At it’s core, the principles that underlie StrongFit are a system of learning. As the system continues to evolve, so do the structures that shape it and the concept of reinforcement learning presents a powerful allegory to how humans grow and adapt. Though easily buried by an abstract algorithm, the basic of Q-learning is this: success is found in moving beyond our mistakes and that our intention within the present matters. This is part three of breaking down the Q-learning algorithm and what we can learn about human nature from this advancement in machine learning.

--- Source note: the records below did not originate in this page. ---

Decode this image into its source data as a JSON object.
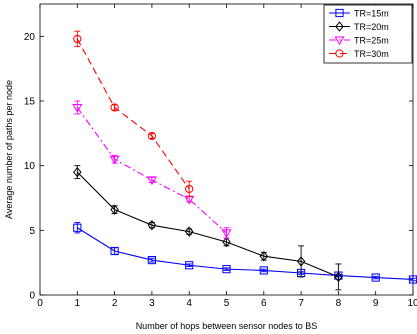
{
  "chart_data": {
    "type": "line",
    "title": "",
    "xlabel": "Number of hops between sensor nodes to BS",
    "ylabel": "Average number of paths per node",
    "xlim": [
      0,
      10
    ],
    "ylim": [
      0,
      22.5
    ],
    "xticks": [
      0,
      1,
      2,
      3,
      4,
      5,
      6,
      7,
      8,
      9,
      10
    ],
    "yticks": [
      0,
      5,
      10,
      15,
      20
    ],
    "grid": false,
    "legend_position": "top-right",
    "series": [
      {
        "name": "TR=15m",
        "color": "#0000ff",
        "line_style": "solid",
        "marker": "square",
        "x": [
          1,
          2,
          3,
          4,
          5,
          6,
          7,
          8,
          9,
          10
        ],
        "y": [
          5.2,
          3.4,
          2.7,
          2.3,
          2.0,
          1.9,
          1.7,
          1.5,
          1.35,
          1.2
        ],
        "err": [
          0.4,
          0.25,
          0.15,
          0.1,
          0.1,
          0.1,
          0.1,
          0.1,
          0.1,
          0.1
        ]
      },
      {
        "name": "TR=20m",
        "color": "#000000",
        "line_style": "solid",
        "marker": "diamond",
        "x": [
          1,
          2,
          3,
          4,
          5,
          6,
          7,
          8
        ],
        "y": [
          9.5,
          6.6,
          5.4,
          4.9,
          4.1,
          3.0,
          2.6,
          1.4
        ],
        "err": [
          0.5,
          0.3,
          0.2,
          0.2,
          0.3,
          0.3,
          1.2,
          1.0
        ]
      },
      {
        "name": "TR=25m",
        "color": "#ff00ff",
        "line_style": "dashdot",
        "marker": "triangle-down",
        "x": [
          1,
          2,
          3,
          4,
          5
        ],
        "y": [
          14.5,
          10.5,
          8.9,
          7.4,
          4.8
        ],
        "err": [
          0.5,
          0.3,
          0.2,
          0.2,
          0.4
        ]
      },
      {
        "name": "TR=30m",
        "color": "#ff0000",
        "line_style": "dashed",
        "marker": "circle",
        "x": [
          1,
          2,
          3,
          4
        ],
        "y": [
          19.8,
          14.5,
          12.3,
          8.2
        ],
        "err": [
          0.6,
          0.2,
          0.2,
          0.6
        ]
      }
    ]
  }
}
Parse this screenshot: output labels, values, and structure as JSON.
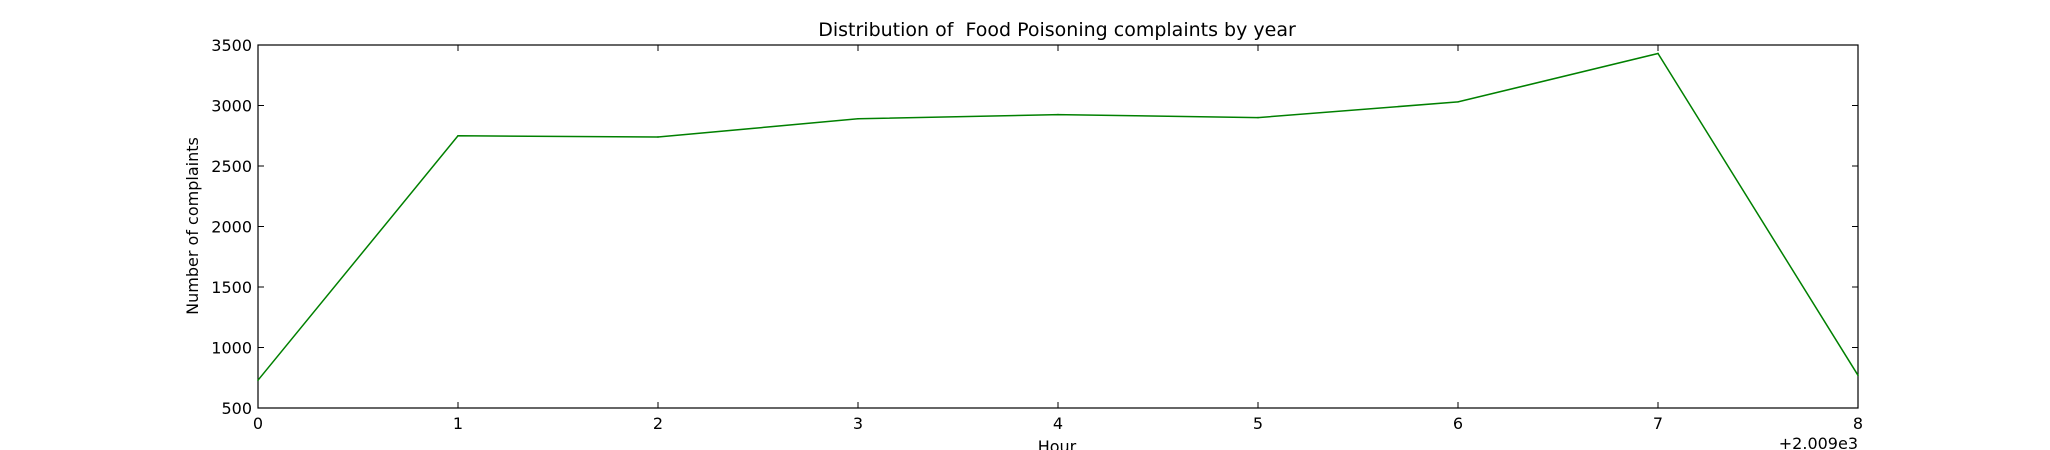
{
  "chart_data": {
    "type": "line",
    "title": "Distribution of  Food Poisoning complaints by year",
    "xlabel": "Hour",
    "ylabel": "Number of complaints",
    "x_offset_label": "+2.009e3",
    "xlim": [
      0,
      8
    ],
    "ylim": [
      500,
      3500
    ],
    "xticks": [
      "0",
      "1",
      "2",
      "3",
      "4",
      "5",
      "6",
      "7",
      "8"
    ],
    "yticks": [
      "500",
      "1000",
      "1500",
      "2000",
      "2500",
      "3000",
      "3500"
    ],
    "grid": false,
    "series": [
      {
        "color": "#008000",
        "x": [
          0,
          1,
          2,
          3,
          4,
          5,
          6,
          7,
          8
        ],
        "y": [
          730,
          2750,
          2740,
          2890,
          2925,
          2900,
          3030,
          3430,
          770
        ]
      }
    ]
  }
}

The measure of rewards is just a scoring system. This is demonstrated in most education systems where 9/10 = A, 8/10 = B and so on. Competition also drives us to associate first with gold, second to silver, and third to bronze. Rewards create in us a measure of success calibrated to comparison and standard, driving us to take action based on gaining points and avoiding those moves that cost us points.
In supervised learning, an agent is taught how to memorize information. A successful student, under this model, is the one that can repeat the information best and adhere to the teaching style. Points are not often merited to those with creative or abstract thinking skills, in fact, this type of thinking usually results in losing points because mistakes are inherently associated with failure.
Through model-free reinforcement learning, however, we learn that the best way for humans to learn includes measuring our actions, no matter the state or circumstance, against our long-term goals. The best action for the agent to take is not always that which accumulates the greatest momentary reward, but the one that offers the greatest long term value.
Accumulating points is part of the game and you have to know the rules. Being the biggest, fastest or strongest on the competition floor puts you on the podium. Hard work gets you the promotion and raises your social status and resume. Good grades and good quarterly merits mean more scholarships and bonus checks. But we often seek these rewards because we like recognition, we like recognition because it provides us with validation, we’re in need of validation when we’re not sure about who we are or why we’re working so hard to get these rewards in the first place. This cycle can be damaging mentally, physically and emotionally when left unchecked. Chasing a 10lbs snatch PR when your shoulder is hurting doesn’t carry any value once you’re in an arm sling and certificates of achievements won’t guarantee your fulfillment. In measuring true value, you need deeper vision.
In the Q-learning algorithm, the impact of future rewards is determined by a discount factor where 0 creates a short-sighted agent that only considered the current reward versus a factor of 1 in which it will strive for the highest long-term reward. The discount factor measures how far ahead in time an agent will consider a reward still of value. For example, we may be willing to pass $100 today for $150 tomorrow, but might feel differently if the payout were a year from now. If the dollar amount is the same, on the other hand, we would probably prefer $100 today rather than $100 tomorrow. The discount factor is a trade off measure between the instantaneous reward of one state and the long term payout of another.
Discovery requires newness and newness mandates that we must try new things. The necessity for randomness and chance in our pursuit of growth helps us to find a better way to do things rather than chasing the same things that those before us have done or that we already know has worked. This, of course, inevitably means that we will make mistakes, but the understanding must be that mistakes are not the same as failure.
If we stay within what rewards us now, we will never grow beyond the sphere of our comfort zone and therefore nothing will ever change and we learn nothing. When we expand the vision of what we actually value, however, success follows its own course as we learn and grow along the way.